I’ll be the first to admit that some of these parallels are a smidge tenuous but goddamn if this one isn’t SOLID. In Inanna’s case, the reason she sacrifices Dumuzi is because he hasn’t even been grieving while she’s been stuck in the Underworld. Her sister demands a soul in exchange so she’s more than happy to offer up her better half. There’s been some TikTok chatter about whether or not Gemma fully understood the situation—i.e. which version of Mark she was dealing with—when she was stuck on the other side of the door, she just saw her husband turn around and run after another woman. So maybe there are some emotional parallels too. But he is, essentially, sacrificed or rather Mark sacrifices himself but still manages to free Gemma.

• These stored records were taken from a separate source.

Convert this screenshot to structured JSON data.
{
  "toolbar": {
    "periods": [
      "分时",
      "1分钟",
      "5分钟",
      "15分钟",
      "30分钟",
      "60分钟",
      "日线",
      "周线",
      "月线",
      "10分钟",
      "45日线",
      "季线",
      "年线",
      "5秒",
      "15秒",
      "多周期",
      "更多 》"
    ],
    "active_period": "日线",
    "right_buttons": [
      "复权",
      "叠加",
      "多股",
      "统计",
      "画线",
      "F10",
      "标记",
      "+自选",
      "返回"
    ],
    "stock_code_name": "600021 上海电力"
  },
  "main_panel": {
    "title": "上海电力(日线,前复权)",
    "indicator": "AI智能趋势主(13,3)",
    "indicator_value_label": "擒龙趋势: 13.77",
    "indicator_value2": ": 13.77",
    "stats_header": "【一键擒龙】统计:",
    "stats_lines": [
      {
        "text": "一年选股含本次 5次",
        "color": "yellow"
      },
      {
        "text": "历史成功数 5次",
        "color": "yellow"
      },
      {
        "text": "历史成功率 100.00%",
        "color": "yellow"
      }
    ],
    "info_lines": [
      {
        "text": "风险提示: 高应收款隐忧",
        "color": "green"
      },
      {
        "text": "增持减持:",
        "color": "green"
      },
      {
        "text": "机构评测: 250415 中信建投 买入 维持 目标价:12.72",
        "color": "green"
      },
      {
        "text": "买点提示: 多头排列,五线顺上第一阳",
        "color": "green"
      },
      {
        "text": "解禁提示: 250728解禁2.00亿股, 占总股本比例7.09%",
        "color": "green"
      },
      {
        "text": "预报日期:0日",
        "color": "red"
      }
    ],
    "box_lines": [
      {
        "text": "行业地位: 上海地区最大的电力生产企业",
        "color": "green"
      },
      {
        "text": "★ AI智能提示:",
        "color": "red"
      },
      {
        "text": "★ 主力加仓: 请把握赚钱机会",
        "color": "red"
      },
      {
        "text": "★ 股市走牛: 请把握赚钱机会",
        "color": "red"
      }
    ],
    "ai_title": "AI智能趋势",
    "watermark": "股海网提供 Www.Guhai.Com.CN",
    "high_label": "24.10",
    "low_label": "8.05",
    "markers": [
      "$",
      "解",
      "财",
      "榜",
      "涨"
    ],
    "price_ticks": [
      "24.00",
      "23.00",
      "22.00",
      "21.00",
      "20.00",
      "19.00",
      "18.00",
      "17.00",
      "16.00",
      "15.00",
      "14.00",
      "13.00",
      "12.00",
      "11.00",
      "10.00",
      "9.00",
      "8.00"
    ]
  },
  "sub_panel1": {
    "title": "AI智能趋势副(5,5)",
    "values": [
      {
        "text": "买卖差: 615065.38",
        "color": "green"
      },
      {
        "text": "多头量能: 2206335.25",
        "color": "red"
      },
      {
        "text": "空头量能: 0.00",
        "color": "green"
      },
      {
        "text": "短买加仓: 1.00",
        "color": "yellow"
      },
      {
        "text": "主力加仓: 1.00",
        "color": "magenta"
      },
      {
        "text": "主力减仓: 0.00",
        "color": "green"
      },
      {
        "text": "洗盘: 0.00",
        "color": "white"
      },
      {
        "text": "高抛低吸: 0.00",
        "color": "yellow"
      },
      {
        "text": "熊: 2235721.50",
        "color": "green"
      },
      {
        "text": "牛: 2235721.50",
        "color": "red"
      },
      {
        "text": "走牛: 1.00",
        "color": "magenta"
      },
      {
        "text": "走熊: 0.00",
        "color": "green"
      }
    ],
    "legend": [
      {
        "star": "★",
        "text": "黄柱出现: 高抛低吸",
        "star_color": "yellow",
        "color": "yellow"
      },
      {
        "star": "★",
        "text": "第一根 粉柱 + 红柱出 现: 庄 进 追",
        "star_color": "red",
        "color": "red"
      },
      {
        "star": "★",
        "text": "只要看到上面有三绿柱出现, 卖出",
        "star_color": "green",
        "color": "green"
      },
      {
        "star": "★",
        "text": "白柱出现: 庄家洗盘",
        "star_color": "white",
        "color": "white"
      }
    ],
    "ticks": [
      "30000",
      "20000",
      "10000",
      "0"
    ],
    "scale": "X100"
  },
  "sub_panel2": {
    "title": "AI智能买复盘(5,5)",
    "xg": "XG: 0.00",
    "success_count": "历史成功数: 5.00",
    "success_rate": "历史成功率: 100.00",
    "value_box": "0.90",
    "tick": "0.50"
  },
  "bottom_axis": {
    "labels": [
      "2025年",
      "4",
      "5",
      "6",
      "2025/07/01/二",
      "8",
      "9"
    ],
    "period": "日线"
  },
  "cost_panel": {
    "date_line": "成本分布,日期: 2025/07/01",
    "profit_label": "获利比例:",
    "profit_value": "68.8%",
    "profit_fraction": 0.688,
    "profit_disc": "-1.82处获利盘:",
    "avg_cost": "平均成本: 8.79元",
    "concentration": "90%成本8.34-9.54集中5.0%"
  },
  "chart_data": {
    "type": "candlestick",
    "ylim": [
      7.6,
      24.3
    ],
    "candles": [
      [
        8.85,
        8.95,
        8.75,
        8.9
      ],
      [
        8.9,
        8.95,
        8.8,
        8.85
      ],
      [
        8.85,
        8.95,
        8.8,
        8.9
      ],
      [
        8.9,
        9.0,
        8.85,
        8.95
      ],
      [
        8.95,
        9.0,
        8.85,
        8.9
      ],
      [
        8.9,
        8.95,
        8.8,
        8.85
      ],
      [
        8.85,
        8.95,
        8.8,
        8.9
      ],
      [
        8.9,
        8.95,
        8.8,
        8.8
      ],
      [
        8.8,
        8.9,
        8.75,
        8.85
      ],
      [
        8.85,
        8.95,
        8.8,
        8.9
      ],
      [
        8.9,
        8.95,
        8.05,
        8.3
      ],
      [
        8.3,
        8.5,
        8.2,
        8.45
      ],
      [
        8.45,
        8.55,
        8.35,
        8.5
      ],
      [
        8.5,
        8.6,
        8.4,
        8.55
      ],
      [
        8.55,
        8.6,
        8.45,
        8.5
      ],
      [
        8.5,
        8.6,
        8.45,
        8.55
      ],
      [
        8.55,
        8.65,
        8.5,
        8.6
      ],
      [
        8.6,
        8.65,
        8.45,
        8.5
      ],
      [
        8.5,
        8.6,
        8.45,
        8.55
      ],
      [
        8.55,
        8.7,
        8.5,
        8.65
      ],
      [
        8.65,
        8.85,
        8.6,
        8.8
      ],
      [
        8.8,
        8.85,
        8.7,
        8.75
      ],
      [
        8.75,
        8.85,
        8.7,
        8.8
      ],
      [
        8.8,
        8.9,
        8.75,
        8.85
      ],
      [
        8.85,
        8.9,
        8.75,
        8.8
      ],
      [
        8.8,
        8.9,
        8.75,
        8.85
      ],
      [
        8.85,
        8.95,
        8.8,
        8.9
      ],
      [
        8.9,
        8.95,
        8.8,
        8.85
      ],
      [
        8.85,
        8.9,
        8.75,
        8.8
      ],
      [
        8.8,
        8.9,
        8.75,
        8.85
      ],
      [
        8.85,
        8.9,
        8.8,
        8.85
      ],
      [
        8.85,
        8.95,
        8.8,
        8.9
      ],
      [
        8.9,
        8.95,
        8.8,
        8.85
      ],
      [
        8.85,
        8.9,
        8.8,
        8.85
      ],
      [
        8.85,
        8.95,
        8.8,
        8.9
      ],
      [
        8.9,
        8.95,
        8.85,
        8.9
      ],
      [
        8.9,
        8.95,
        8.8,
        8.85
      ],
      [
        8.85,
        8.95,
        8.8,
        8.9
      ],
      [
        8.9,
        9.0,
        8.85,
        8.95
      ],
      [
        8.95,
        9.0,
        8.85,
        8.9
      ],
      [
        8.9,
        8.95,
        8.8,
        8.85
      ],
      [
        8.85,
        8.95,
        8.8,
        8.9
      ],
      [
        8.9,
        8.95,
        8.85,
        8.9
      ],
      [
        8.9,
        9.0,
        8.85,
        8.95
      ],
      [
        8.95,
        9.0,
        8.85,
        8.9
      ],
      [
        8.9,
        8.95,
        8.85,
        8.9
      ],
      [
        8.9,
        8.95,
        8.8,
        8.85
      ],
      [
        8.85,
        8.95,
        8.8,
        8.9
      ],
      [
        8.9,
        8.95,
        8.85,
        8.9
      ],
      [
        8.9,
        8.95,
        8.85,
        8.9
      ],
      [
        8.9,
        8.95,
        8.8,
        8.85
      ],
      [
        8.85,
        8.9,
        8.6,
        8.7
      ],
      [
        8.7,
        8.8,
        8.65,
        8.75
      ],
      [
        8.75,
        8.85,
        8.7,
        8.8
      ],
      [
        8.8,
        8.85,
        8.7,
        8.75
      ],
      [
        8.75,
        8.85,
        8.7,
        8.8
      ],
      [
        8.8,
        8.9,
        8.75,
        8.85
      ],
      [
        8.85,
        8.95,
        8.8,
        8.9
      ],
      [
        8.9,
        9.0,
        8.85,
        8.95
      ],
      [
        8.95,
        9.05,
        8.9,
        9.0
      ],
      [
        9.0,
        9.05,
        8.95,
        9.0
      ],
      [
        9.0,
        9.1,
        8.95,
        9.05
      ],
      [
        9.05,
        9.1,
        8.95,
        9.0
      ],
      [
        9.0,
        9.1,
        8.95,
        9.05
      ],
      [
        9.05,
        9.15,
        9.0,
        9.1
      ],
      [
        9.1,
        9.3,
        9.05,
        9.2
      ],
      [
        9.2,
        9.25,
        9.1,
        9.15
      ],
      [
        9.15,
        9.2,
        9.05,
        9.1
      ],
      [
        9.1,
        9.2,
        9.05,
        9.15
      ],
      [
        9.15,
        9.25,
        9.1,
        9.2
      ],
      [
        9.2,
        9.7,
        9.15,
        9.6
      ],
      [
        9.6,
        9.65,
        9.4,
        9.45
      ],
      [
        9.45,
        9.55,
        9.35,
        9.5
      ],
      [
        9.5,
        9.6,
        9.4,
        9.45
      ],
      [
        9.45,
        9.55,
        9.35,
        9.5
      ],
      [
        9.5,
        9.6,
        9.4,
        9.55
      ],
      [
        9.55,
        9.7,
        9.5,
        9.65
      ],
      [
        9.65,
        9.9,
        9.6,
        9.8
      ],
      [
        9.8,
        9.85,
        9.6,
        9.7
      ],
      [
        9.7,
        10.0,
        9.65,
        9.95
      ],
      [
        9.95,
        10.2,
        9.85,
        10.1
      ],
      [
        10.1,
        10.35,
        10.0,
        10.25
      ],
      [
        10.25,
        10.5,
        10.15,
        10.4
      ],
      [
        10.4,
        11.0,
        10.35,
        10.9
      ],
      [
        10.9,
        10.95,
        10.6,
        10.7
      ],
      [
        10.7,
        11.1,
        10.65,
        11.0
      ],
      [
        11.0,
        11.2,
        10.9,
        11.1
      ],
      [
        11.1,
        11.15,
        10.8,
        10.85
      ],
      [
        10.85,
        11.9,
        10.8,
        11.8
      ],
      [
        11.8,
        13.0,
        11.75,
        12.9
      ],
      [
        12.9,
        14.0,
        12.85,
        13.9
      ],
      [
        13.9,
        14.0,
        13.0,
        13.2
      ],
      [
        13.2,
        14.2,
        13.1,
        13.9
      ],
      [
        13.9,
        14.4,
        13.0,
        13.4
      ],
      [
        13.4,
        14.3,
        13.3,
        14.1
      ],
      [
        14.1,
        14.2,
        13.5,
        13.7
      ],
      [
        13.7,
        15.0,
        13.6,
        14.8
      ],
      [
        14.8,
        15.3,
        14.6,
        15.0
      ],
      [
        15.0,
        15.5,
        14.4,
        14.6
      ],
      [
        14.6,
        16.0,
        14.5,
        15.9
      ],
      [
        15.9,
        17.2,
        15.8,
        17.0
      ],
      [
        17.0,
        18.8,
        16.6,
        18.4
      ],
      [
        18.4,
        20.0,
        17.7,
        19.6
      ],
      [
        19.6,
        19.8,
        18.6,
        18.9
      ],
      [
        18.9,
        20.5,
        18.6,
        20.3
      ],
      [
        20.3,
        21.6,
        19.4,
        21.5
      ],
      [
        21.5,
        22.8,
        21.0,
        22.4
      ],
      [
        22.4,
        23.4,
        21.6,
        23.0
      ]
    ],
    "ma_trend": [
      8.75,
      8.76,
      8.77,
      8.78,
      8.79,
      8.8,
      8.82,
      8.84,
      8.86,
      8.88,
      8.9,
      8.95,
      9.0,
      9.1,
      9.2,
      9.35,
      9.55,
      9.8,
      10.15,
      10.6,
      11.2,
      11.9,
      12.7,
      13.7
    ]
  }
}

These last two are just bonus ones for fun.
The River Lethe
The River Lethe, aka the river of unmindfulness, is a river in Greek mythology that snakes around the Underworld. Named for Lethe, the personification of oblivion (and daughter of Eris, the goddess of strife), it was said that all who drank from Lethe would experience complete and utter forgetfulness. Initiates to the ancient mystery religion of Orphism were instructed to seek out her sister river Mnemosyne, the river of memory, upon their death to complete their spiritual transformation. It’s a bit of a red pill/blue pill moment (from the Matrix, NOT what the red pill means in 2025), whether you choose to drink the kool aid or learn the truth, something the characters in Severance grapple with constantly.
MR MILCHICK = OUR PSYCHOPOMP
And finally, let’s wrap it up with my favourite character (and one of my favourite bits of terminology). Mr Milchick, played by Tramell Tillman, is the manager of the severed floor AND Apple TV’s very own psychopomp. A psychopomp is a character from mythology who is in charge of guiding souls to the afterlife, one of very few figures that can actually move freely between the Underworld and land of the living. The Greeks have Charon, the ferryman who gets you across the Styx, as well as Hekate and Hermes. Mr Milchick manages the innies (and occasionally the outies) of his employees, ferrying them between their severed and un-severed selves via an elevator. He also, having drunk the kool aid, operates with a level of freedom that the others just do not have, much like his ancient equivalent.
If you’ve made it this far, I’m honestly impressed (and VERY grateful). We will return to regularly scheduled programming next week (I’m thinking the cult of Hekate or possible the emperor Nero, tbc).
Have a lovely Sunday xxxxxxxx
The finale dropped on the spring equinox so I was pretty confident Gemma was getting out 🌷
There is also a connection to Sisyphos. Gemmas innies have to complete those repetitive tasks and this is what they will be doing their whole life.